Du côté de la police cantonale, qui tenait justement ce lundi 24 mars une conférence de presse en lien avec la criminalité, on observe une évolution dans la typologie des auteurs et des victimes. «La violence juvénile continue à être une problématique inquiétante (…) Il est à relever que la part des mineurs auteurs d’infractions et de violence tend à croître», indiquent les données cantonales. Parmi les infractions en hausse: la participation à une rixe (+62%) ou encore la participation à une agression (+48%). La police annonce avoir pris des mesures, notamment en augmentant sa présence dite dissuasive au sein de certaines zones jugées sensibles pour tenter de limiter les confrontations entre bandes rivales annoncées, ou encore en centralisant le renseignement avec les différents partenaires, notamment sociaux.  Pour Plan-les-Ouates, la police indique que les quartiers problématiques font l’objet d’une attention particulière, avec une présence régulière sur place, notamment par le biais des points de contact, des dispositifs permettant d’assurer une «veille active» et un dialogue direct avec les habitants.
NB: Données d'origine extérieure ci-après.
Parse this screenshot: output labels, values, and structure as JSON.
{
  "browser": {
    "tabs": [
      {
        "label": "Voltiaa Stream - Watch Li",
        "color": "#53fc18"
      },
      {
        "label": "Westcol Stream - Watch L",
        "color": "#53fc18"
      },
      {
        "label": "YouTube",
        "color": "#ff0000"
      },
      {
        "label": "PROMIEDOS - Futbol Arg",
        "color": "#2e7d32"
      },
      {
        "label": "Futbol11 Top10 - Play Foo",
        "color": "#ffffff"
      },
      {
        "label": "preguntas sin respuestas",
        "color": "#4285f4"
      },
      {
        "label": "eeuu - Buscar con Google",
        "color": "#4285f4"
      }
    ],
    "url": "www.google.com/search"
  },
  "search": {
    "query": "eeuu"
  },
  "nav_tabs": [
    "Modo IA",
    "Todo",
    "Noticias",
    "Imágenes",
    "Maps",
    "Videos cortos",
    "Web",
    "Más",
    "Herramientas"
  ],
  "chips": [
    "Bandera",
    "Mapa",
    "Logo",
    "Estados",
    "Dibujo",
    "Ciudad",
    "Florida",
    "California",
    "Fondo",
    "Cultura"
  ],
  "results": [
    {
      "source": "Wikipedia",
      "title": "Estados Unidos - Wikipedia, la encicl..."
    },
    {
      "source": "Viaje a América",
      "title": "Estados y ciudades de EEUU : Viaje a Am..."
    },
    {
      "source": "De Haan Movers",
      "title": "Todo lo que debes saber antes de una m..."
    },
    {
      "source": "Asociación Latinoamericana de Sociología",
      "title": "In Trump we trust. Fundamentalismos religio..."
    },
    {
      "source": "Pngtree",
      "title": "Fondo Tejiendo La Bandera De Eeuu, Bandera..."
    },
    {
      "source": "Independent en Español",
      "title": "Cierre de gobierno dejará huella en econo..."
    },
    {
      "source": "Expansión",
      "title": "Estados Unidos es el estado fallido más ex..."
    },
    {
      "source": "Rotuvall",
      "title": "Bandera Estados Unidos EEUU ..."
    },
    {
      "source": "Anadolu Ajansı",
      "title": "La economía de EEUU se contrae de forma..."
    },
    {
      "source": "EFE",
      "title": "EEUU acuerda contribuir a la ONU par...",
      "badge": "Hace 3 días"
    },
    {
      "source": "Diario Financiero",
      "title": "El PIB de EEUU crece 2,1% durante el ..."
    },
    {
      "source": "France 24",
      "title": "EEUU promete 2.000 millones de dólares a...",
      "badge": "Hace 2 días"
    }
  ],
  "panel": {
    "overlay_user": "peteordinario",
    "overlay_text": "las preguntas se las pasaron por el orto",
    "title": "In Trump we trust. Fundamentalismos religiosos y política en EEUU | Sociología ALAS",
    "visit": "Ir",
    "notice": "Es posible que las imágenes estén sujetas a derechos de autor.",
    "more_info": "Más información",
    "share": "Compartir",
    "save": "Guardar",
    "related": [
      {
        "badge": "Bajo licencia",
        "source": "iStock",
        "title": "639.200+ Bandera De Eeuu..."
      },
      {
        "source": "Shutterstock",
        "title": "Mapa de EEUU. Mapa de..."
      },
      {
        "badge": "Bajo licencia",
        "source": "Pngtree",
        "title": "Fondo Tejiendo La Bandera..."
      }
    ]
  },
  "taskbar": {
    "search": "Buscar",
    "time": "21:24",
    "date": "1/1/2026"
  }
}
Pourtant, il n’y aurait pas de quoi s’inquiéter. «De manière générale, nous ne considérons pas que l’insécurité publique se soit dégradée dans le secteur mentionné. Les phénomènes signalés relèvent essentiellement d’incivilités isolées, commises de manière épisodique par des jeunes qui résident dans ces quartiers. La police demeure toutefois vigilante et continue de déployer les moyens nécessaires pour garantir la tranquillité publique», précise Tiffany Cudré-Mauroux, porte-parole.